GFC deals earned Buffett at least US$10 billion in profits
The last time this happened during the global financial crisis when he also had a massive cash hoard, Warren Buffett effectively set up his Berkshire Hathaway as a lender of last resort for the entire US banking sector.
And boy did that work spectacularly well – many of the big banks came to Buffett with spectacular deals which effectively guaranteed Berkshire Hathaway at least double digit short term returns and on top of that offered plenty of upside through exposure to the bank’s share price once they were out of danger.
Almost as soon as each of these banking deals were announced, they pushed up the bank share prices and made plenty of instant money for Berkshire Hathaway shareholders.
It was a win-win all around except that true to his mantra to be greedy when others were fearful and fearful when others were greedy, Buffet and his adoring shareholders did by far the best out of the deals.
Some of the companies that did around US$21 billion of Buffett deals last time include Mars, Goldman Sachs, General Electric, Swiss, Dow Chemical and Bank of America.
Profit from those deals ended up adding at least US$10 billion to the bottom line for Berkshire Hathaway shareholders and this time around the profits could be much higher.
Amazing deals will be running across Buffett’s desk right now
It is a little bit early to see exactly how Buffett will profit out of this crisis but you can bet that some really interesting offers and deals are flowing across his desk right now.
It wouldn’t surprise if he ends up supporting a struggling travel group or cruise line just before the fog lifts and the tourists return – who knows, perhaps Buffett might even finally get over his long running allergy to investing in airlines.
Then there are the acquisitions that will be in the works – deals both large and small that have suddenly become cheap enough to come to the attention of Buffett’s famous value investing nose.
On top of all of that, there will be opportunities to top up on existing Berkshire Hathaway investments at rock bottom prices and perhaps acquire some holdings in new companies now that prices have finally become “reasonable’’.
We can all learn from Buffett’s patience
The most important thing all investors can learn from Buffett is the benefit of patience – of not acting in haste just because you feel the need to be “doing something’’ and also the benefit of keeping a good supply of dry powder ready for that short period of time when opportunities all of a sudden start to arrive thick and fast.
Fear of missing out is a problem that Warren Buffett overcame long ago but it is still a surprisingly powerful force in investment and can generate some astonishingly large losses at times.
Many of the capitulating sellers in this current bear market will be those who were in such a hurry that they borrowed money to invest or simply bought fairly recently and can’t bear the reality of losses that have mounted so quickly as the market tanks.

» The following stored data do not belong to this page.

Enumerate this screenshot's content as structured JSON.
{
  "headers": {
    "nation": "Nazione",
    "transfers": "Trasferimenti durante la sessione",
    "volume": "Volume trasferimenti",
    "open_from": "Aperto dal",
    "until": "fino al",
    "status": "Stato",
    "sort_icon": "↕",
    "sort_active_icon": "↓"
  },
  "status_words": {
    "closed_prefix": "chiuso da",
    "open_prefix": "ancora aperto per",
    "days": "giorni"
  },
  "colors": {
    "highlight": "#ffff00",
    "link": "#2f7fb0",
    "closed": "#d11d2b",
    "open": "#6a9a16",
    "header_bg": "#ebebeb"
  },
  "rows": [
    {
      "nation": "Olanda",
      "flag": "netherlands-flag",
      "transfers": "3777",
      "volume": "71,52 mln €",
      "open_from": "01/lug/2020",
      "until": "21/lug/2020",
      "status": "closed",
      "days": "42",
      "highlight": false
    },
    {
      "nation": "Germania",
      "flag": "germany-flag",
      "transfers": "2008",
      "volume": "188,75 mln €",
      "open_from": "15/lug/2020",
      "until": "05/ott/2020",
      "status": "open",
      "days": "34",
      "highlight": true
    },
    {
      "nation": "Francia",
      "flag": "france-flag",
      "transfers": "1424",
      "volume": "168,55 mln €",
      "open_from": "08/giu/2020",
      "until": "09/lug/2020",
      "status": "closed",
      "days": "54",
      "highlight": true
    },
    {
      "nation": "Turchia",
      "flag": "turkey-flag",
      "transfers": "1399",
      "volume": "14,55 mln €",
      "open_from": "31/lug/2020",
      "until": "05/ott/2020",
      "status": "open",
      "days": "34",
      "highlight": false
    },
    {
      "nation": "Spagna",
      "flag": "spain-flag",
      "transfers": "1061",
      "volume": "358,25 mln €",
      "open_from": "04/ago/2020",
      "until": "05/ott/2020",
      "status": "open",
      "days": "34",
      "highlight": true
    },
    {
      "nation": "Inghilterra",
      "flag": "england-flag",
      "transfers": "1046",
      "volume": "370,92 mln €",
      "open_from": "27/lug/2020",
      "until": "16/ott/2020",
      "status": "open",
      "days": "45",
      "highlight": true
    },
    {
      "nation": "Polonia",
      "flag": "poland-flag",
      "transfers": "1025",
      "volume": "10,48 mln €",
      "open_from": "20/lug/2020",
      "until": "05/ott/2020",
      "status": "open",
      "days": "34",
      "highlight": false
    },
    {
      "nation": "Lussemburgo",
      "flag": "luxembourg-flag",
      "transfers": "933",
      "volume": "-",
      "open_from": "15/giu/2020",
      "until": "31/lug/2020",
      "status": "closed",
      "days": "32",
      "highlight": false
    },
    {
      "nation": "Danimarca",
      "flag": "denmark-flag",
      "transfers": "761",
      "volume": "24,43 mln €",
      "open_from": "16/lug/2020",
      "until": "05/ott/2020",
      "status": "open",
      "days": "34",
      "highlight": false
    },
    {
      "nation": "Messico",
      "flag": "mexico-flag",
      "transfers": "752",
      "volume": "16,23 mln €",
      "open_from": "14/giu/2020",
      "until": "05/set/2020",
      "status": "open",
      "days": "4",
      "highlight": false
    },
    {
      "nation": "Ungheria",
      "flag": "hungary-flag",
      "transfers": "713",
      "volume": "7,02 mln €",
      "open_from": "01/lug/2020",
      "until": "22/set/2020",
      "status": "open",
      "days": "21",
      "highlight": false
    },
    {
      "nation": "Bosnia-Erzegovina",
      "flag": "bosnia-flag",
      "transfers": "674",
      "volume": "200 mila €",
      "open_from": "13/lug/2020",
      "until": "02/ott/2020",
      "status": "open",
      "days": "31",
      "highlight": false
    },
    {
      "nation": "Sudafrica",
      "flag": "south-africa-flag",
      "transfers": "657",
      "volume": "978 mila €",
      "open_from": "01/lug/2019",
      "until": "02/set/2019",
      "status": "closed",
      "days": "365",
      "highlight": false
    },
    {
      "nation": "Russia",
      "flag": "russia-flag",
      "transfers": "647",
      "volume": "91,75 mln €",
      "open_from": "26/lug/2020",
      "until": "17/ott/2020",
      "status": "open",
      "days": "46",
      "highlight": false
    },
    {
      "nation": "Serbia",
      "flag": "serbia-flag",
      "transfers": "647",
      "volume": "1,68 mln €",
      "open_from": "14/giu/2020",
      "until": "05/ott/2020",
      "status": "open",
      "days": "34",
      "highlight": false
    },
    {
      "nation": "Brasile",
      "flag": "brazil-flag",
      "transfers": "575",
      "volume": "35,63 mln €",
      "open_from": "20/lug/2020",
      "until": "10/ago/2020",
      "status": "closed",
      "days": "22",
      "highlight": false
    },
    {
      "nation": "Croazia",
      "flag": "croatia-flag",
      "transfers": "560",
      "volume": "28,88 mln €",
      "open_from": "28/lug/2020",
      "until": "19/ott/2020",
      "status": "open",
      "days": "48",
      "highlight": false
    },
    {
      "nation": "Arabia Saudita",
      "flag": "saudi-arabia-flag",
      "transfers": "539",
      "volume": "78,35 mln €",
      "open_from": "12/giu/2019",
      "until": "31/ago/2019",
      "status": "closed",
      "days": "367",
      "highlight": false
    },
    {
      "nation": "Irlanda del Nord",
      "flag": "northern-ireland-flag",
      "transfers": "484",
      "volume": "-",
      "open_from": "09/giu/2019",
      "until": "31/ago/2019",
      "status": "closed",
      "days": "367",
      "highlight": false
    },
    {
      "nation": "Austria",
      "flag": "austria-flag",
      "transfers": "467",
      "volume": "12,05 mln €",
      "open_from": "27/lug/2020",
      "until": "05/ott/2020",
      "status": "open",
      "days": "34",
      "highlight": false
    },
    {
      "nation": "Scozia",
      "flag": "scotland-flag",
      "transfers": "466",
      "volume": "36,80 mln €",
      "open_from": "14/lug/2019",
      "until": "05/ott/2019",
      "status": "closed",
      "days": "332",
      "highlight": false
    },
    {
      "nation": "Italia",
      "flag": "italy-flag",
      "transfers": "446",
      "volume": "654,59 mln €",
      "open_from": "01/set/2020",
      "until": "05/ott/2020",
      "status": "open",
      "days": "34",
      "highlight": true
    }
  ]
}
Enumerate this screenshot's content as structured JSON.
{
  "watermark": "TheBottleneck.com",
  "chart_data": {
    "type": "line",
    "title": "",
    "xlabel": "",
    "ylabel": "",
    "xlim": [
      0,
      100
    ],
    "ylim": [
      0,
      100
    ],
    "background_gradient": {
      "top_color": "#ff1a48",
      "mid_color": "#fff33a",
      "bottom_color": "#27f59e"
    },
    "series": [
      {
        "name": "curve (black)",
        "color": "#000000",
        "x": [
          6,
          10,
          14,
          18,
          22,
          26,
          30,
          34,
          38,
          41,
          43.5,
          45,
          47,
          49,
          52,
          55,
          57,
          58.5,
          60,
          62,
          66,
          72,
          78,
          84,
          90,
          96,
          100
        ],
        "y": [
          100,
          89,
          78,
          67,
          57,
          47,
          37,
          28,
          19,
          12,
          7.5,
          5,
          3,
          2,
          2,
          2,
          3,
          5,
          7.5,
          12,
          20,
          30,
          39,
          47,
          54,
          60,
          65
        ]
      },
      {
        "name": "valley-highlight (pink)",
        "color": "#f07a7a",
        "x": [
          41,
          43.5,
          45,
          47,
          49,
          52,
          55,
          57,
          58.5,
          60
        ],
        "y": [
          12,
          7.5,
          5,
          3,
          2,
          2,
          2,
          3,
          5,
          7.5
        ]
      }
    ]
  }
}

Long term investors nibble away at stocks
Long term investors would not really belong in this camp and should be able to avoid the temptation to crystallise losses arising from a sharp fall and instead stay the course, relying on their asset allocation to nibble away and buy some more stocks even as the ones they already own fall sharply.
The best returns in investments come from buying low and selling high but it is always the case that many investors do the reverse – buying in at times of great excitements and selling out when the market takes a nasty turn.
Of course, the very best position to be in in to be like Buffett, sitting on a pile of cash and preparing to pick up as many bargains and great deals as possible.
Value investing is often derided when markets are running hot and it is seriously underperforming the flashy trend followers – a situation that we were in just a month ago.
However, at times like this value investing really comes to the fore and can produce some really outsized returns that dwarf some of the short-term speculative gains that characterised the 11-year bull market that just ended.